Hoy, lunes 29 de junio de 2026, las calles y los tribunales de San Luis respiran un aire distinto: el de la dignidad recuperada a fuerza de persistencia colectiva.
Tras ocho extenuantes años de dilaciones, chicanas y una desidia judicial que rozó la tortura sistemática, la querella liderada por la Dra. M. Alejandra Sanchez di Gennaro —acompañada por las patrocinantes Dras. Fernanda Pereyra Jamenson y Estrella Marín— logró un triunfo bisagra en la causa contra el exprofesor de educación física Jorge Horacio Desprez.
En una audiencia clave y largamente postergada, la jueza a cargo hizo lugar al pedido de ampliación de cargos por el delito de Abuso Sexual Gravemente Ultrajante hacia una menor de edad, agravado por su rol de guardador y por el grave daño a la salud mental infligido a la damnificada.
Este giro judicial no es solo un cambio de nombres técnicos; es un golpe letal a la estrategia de impunidad de la defensa. Al elevarse la gravedad de la calificación, la carátula tira por tierra cualquier intento de prescripción, la nefasta herramienta que los abogados de Desprez utilizaron durante casi una década esperando que el paso del tiempo sepultara el expediente.
Cuando la empatía judicial y la firmeza feminista rompen los muros del patriarcado
Este avance histórico demuestra una premisa fundamental: el engranaje oxidado de la justicia patriarcal se puede encaminar. Pero esto ocurre únicamente cuando confluyen dos factores que escasean en los tribunales argentinos: una querella firme e inquebrantable que pone el cuerpo a pesar del desgaste emocional de las víctimas, y una jueza empática que decide mirar de frente el dolor ajeno en lugar de esconderse detrás de los fríos e inhumanos tecnicismos burocráticos.
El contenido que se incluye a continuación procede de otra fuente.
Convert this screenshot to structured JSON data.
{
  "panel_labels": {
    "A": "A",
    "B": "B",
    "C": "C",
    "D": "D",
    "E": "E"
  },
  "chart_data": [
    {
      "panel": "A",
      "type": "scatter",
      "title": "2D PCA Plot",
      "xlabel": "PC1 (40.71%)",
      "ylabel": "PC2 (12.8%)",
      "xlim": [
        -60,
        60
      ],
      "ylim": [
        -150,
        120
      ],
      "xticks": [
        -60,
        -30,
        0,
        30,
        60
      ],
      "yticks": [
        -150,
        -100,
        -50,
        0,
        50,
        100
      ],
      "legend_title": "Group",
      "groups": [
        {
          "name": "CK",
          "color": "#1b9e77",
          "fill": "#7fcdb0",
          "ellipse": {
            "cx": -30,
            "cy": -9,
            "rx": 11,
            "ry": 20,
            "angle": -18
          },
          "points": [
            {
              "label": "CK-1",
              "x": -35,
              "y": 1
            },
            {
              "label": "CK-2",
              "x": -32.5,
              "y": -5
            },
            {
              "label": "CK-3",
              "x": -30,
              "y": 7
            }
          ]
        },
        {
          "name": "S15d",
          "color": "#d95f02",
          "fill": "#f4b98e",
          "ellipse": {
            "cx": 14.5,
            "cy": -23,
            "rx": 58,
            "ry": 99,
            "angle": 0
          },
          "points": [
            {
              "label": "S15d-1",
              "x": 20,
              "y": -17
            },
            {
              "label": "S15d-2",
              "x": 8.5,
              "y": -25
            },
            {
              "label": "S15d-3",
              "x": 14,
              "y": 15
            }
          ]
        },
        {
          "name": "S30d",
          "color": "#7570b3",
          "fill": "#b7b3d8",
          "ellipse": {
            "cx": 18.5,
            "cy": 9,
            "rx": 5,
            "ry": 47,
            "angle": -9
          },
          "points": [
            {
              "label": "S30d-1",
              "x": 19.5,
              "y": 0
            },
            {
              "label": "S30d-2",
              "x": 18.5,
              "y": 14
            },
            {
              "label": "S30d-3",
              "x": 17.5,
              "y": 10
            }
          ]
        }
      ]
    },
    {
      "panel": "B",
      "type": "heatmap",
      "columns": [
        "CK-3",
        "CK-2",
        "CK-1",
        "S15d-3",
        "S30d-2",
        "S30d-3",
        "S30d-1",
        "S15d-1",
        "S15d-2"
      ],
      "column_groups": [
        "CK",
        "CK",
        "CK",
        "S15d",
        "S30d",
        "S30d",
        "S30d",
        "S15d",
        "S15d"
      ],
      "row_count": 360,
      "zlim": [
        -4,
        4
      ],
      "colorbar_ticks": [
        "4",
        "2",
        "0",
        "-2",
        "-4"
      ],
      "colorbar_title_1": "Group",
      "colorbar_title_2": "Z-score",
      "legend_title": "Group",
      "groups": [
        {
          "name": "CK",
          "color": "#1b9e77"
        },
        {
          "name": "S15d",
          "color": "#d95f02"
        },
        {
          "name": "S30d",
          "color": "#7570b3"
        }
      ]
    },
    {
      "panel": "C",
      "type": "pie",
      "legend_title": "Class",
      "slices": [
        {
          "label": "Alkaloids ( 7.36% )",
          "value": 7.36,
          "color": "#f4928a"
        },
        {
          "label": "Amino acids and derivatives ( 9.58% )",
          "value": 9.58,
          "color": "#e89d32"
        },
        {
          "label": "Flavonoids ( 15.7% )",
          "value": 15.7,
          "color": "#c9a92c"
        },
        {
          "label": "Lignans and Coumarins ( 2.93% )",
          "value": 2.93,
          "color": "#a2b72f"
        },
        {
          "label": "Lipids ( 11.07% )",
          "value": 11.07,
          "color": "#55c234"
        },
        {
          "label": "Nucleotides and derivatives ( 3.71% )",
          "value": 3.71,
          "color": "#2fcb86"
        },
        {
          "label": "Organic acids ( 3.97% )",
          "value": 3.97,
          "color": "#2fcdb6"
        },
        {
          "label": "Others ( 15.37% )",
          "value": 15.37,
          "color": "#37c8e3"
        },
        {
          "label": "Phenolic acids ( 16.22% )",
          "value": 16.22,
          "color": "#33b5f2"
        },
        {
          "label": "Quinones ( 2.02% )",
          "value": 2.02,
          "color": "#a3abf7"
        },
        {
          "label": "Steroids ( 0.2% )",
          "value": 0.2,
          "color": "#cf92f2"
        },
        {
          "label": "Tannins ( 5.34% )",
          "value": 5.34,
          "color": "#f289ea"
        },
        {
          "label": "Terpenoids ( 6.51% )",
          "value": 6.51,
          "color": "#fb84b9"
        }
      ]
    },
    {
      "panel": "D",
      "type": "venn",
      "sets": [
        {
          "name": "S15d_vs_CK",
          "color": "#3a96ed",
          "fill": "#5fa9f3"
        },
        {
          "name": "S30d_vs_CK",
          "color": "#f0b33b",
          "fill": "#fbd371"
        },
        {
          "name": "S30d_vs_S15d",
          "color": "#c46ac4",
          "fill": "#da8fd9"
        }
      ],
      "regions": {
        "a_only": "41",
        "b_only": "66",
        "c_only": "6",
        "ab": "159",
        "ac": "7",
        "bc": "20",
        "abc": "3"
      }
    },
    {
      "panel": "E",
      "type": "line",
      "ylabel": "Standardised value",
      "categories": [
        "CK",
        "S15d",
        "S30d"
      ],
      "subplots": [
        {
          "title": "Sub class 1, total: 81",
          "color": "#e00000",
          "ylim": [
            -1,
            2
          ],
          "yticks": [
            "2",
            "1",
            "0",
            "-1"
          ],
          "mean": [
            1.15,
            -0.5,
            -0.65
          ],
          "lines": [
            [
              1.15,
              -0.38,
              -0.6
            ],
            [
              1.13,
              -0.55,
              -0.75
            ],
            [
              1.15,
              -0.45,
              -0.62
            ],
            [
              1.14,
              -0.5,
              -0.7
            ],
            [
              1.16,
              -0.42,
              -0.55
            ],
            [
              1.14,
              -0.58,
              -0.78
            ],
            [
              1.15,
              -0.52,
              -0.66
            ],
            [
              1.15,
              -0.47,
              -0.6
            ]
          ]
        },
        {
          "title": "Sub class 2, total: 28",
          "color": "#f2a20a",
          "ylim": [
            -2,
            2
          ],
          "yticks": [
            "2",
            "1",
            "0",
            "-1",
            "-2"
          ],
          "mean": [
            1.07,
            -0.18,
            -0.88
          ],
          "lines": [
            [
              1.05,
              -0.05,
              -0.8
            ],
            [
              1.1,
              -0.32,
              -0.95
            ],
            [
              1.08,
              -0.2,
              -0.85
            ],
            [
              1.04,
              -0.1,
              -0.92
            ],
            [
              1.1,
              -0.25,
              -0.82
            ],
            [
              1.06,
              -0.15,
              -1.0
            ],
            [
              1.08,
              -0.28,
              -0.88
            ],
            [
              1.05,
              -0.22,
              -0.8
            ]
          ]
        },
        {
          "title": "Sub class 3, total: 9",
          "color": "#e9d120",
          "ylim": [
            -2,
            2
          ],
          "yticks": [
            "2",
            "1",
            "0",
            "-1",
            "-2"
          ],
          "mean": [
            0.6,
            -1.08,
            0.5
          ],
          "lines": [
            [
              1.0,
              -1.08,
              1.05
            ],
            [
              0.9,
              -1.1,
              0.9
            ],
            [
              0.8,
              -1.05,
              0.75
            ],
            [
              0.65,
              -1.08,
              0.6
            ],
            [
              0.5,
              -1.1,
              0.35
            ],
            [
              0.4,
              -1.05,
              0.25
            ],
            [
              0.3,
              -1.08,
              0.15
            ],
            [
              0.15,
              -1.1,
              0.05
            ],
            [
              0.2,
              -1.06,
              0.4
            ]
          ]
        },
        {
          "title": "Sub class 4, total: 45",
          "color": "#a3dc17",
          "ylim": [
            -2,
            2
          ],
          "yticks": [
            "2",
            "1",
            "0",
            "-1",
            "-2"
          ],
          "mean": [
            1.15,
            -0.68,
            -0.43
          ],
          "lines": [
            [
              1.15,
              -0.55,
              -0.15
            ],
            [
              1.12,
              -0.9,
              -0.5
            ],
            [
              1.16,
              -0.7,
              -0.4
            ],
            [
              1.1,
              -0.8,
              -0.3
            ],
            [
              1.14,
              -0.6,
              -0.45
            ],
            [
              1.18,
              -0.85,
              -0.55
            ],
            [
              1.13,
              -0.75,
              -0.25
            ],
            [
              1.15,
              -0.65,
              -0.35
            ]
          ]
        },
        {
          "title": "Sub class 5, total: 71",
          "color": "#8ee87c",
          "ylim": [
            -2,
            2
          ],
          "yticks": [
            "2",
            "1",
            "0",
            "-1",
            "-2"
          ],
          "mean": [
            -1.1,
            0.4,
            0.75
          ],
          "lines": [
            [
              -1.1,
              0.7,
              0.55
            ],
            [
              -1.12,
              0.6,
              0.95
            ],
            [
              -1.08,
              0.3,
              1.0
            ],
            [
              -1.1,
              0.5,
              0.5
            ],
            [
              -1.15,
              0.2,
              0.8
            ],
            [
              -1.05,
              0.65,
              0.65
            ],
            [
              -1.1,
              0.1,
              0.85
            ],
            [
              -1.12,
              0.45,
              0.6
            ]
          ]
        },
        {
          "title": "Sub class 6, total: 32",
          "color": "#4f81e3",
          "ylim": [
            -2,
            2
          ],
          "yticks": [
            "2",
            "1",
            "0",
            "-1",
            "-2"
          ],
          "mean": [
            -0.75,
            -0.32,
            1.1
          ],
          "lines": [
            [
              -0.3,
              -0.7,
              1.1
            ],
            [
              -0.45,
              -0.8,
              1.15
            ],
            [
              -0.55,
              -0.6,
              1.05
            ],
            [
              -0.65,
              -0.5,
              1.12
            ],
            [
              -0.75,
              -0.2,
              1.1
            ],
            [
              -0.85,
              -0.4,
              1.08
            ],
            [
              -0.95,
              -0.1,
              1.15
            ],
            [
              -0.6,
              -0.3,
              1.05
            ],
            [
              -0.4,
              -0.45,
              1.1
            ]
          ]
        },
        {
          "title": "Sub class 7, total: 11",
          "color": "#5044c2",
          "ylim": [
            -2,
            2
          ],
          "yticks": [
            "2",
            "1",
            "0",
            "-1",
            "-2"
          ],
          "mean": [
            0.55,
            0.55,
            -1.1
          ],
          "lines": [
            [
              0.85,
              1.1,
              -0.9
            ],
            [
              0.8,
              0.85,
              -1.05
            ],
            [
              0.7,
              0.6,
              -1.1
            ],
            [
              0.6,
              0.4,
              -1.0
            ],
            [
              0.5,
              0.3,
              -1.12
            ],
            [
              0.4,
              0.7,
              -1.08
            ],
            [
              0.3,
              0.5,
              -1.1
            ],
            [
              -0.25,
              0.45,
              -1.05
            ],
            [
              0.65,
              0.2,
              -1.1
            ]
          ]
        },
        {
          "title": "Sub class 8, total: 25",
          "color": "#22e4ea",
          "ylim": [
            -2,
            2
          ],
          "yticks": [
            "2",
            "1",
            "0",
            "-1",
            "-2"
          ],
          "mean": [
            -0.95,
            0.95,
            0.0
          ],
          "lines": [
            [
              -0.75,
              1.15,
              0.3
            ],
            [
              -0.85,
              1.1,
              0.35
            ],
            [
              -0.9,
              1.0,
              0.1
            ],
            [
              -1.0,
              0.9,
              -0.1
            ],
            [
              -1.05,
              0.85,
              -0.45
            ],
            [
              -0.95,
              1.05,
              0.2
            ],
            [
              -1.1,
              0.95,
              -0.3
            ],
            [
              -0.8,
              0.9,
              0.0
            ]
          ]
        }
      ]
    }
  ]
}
Es ridículo e intolerable recordar que, hasta hace apenas unas horas, la complicidad institucional permitía que el imputado asistiera a talleres en el mismo edificio de la Universidad Nacional de San Luis (UNSL) donde estudia la denunciante, amparado en «medidas perimetrales sin límite de metros» que rozaban el absurdo y la burla hacia la seguridad de la víctima.
Hoy, la firmeza de las abogadas y la escucha judicial demostraron que, bajo el lema innegociable de «las infancias no se tocan», la tenacidad puede torcerle el brazo a la corporación que históricamente protegió a los violentos.
La responsabilidad colectiva: ser guardianes del proceso
La ampliación de la imputación es un paso gigante, pero la batalla no ha terminado. La reparación total es imposible tras ocho años de desamparo y revictimización, pero el fin de la impunidad biológica de Desprez está más cerca. Lograr que este docente enfrente un juicio acorde a la gravedad de sus actos requiere que no bajemos los brazos.
Como sociedad, como prensa feminista y como comunidad organizada, tenemos la responsabilidad colectiva de erigirnos en guardianes absolutos de este proceso.
En una sociedad estructuralmente patriarcal, los abusadores y sus redes de poder esperan el menor descuido mediático para intentar reinstaurar el silencio. No se lo vamos a permitir.
Seguiremos vigilantes, observando cada movimiento del Poder Judicial de San Luis. La victoria de hoy pertenece a la denunciante y a las redes que la sostienen, pero la obligación de vigilar que se haga justicia efectiva es de todos nosotros.